A look at the top performing players in the Blue Jays system for the final month of the season.

1.  Otto Lopez, Lansing.    Why he’s here:   .376/.411/.496  58 Total Bases

The versatile Lopez rode a hot month to a Midwest League batting title, and earned a lot of prospect admiration along the way.

Lopez split the majority of his time between 2B and SS, but also saw some time in the Outfield.  Even after their top players were promoted, and with Jordan Groshans limited to only 23 games, Lopez was one of the reasons the Lugs were still in playoff contention in late August.  Top-of-the-order sparkplug is the label you can easily apply to him.

2.  Thomas Hatch.  Why he’s here:   35IP/34K, 0.76 WHIP, .205 OppBa

Maybe a bit overlooked in the deadline deals, Hatch came to the Blue Jays from the Cubs in exchange for David Phelps.  With each August start for New Hampshire, he seemed to get stronger, Hatch added a cutter just before he was dealt, and the trade may pay dividends down the road for Toronto.  Hatch’s last start was a 7-inning, 11 K beauty that followed up 7 innings of shutout ball in his previous outing.

3.  Orelvis Martinez.  Why he’s here:   1.063 OPS, 6 HRs.

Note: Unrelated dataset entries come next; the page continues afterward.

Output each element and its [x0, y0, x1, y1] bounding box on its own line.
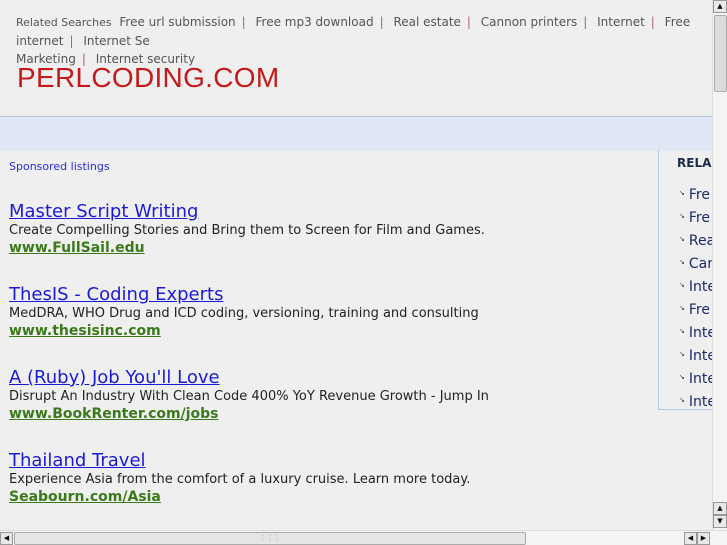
- vertical-scroll-thumb[interactable]: [714, 15, 727, 92]
- sidebar-link-label: Fre: [688, 302, 710, 318]
- sidebar-link[interactable]: ↘Inte: [679, 321, 712, 344]
- separator: |: [241, 15, 246, 29]
- sidebar-link[interactable]: ↘ Fre: [679, 298, 712, 321]
- ad-listing: Master Script Writing Create Compelling …: [9, 202, 485, 257]
- scroll-down-button[interactable]: ▼: [713, 515, 727, 528]
- horizontal-scrollbar[interactable]: ◀ ⋮⋮⋮ ◀ ▶: [0, 530, 727, 545]
- sidebar-link-label: Inte: [688, 394, 712, 410]
- arrow-bullet-icon: ↘: [679, 350, 685, 358]
- ad-url[interactable]: www.thesisinc.com: [9, 323, 479, 340]
- sidebar-link-label: Inte: [688, 325, 712, 341]
- scroll-left-button[interactable]: ◀: [684, 532, 697, 545]
- sidebar-link[interactable]: ↘Rea: [679, 229, 712, 252]
- ad-description: Create Compelling Stories and Bring them…: [9, 223, 485, 238]
- sidebar-link[interactable]: ↘Inte: [679, 344, 712, 367]
- header-band: [0, 116, 712, 151]
- arrow-bullet-icon: ↘: [679, 327, 685, 335]
- ad-title[interactable]: A (Ruby) Job You'll Love: [9, 368, 489, 388]
- scroll-right-button[interactable]: ▶: [697, 532, 710, 545]
- sidebar-link[interactable]: ↘ Fre: [679, 206, 712, 229]
- related-link[interactable]: Real estate: [393, 15, 460, 29]
- separator: |: [466, 15, 471, 29]
- arrow-bullet-icon: ↘: [679, 281, 685, 289]
- related-link[interactable]: Free url submission: [119, 15, 235, 29]
- ad-listing: Thailand Travel Experience Asia from the…: [9, 451, 470, 506]
- related-searches-label: Related Searches: [16, 16, 112, 29]
- sidebar-link-label: Inte: [688, 371, 712, 387]
- sponsored-listings-label[interactable]: Sponsored listings: [9, 160, 110, 173]
- sidebar-link-label: Inte: [688, 279, 712, 295]
- vertical-scrollbar[interactable]: ▲ ▲ ▼: [712, 0, 727, 530]
- sidebar-link-label: Fre: [688, 187, 710, 203]
- sidebar-link-label: Rea: [688, 233, 712, 249]
- related-sidebar: RELA ↘Fre ↘Fre ↘Rea ↘Car ↘Inte ↘Fre ↘Int…: [658, 150, 712, 410]
- scroll-left-button[interactable]: ◀: [0, 532, 13, 545]
- sidebar-link[interactable]: ↘ Fre: [679, 183, 712, 206]
- ad-description: MedDRA, WHO Drug and ICD coding, version…: [9, 306, 479, 321]
- ad-url[interactable]: Seabourn.com/Asia: [9, 489, 470, 506]
- arrow-bullet-icon: ↘: [679, 189, 685, 197]
- scroll-up-button[interactable]: ▲: [713, 0, 727, 13]
- sidebar-link[interactable]: ↘ Car: [679, 252, 712, 275]
- sidebar-link-label: Car: [688, 256, 712, 272]
- site-title[interactable]: PERLCODING.COM: [17, 62, 279, 94]
- arrow-bullet-icon: ↘: [679, 304, 685, 312]
- separator: |: [650, 15, 655, 29]
- arrow-bullet-icon: ↘: [679, 373, 685, 381]
- related-link[interactable]: Cannon printers: [481, 15, 577, 29]
- sidebar-link[interactable]: ↘Inte: [679, 390, 712, 410]
- sidebar-link-label: Fre: [688, 210, 710, 226]
- ad-title[interactable]: Master Script Writing: [9, 202, 485, 222]
- separator: |: [69, 34, 74, 48]
- scroll-up-button[interactable]: ▲: [713, 502, 727, 515]
- sidebar-link[interactable]: ↘Inte: [679, 275, 712, 298]
- horizontal-scroll-thumb[interactable]: ⋮⋮⋮: [14, 532, 526, 545]
- page: Related Searches Free url submission | Fr…: [0, 0, 712, 530]
- arrow-bullet-icon: ↘: [679, 396, 685, 404]
- related-link[interactable]: Free mp3 download: [256, 15, 374, 29]
- related-link[interactable]: Internet: [597, 15, 645, 29]
- ad-title[interactable]: ThesIS - Coding Experts: [9, 285, 479, 305]
- ad-description: Disrupt An Industry With Clean Code 400%…: [9, 389, 489, 404]
- ad-listing: A (Ruby) Job You'll Love Disrupt An Indu…: [9, 368, 489, 423]
- ad-url[interactable]: www.FullSail.edu: [9, 240, 485, 257]
- ad-url[interactable]: www.BookRenter.com/jobs: [9, 406, 489, 423]
- separator: |: [379, 15, 384, 29]
- sidebar-link-label: Inte: [688, 348, 712, 364]
- ad-listing: ThesIS - Coding Experts MedDRA, WHO Drug…: [9, 285, 479, 340]
- arrow-bullet-icon: ↘: [679, 235, 685, 243]
- separator: |: [583, 15, 588, 29]
- ad-title[interactable]: Thailand Travel: [9, 451, 470, 471]
- arrow-bullet-icon: ↘: [679, 212, 685, 220]
- related-link[interactable]: Internet Se: [83, 34, 149, 48]
- sidebar-link[interactable]: ↘Inte: [679, 367, 712, 390]
- related-searches-bar: Related Searches Free url submission | Fr…: [16, 13, 712, 68]
- sidebar-heading: RELA: [677, 156, 712, 170]
- ad-description: Experience Asia from the comfort of a lu…: [9, 472, 471, 487]
- arrow-bullet-icon: ↘: [679, 258, 685, 266]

The top-ranked bat (and the recipient of the highest signing bonus ever from the Blue Jays)  in the 2018 IFA class showed why he was given that label with a power display in August that has topped off an impressive stateside debut in his first pro season.  Martinez has quick hands and bat speed that translate well to an eventual full time move to 3B.

4.  Adam Kloffenstein  Why he’s here:   23IP/27K, .222 OppBa

Kloffenstein jumped back onto the prospect radar this summer, and along with Groshans has definitely put Magnolia (TX) HS on the scouting map.  When the wraps were taken off Kloff early in the summer, he responded with 8 straight starts of at least 5 innings, earning Vancouver MVP awards in the process.

5.  Simeon Woods Richardson   Why he’s here:  24K/24 IP, 0.81 WHIP

The Blue Jays have treated SWR with kid gloves since acquiring him (max of 80 pitches), but he’s served notice that he’s in the picture to one day compete for a job in the big club’s rotation.  His innings as a Blue Jay were limited, but what he did as one of the youngest players in High A over the last month of the season was really noteworthy.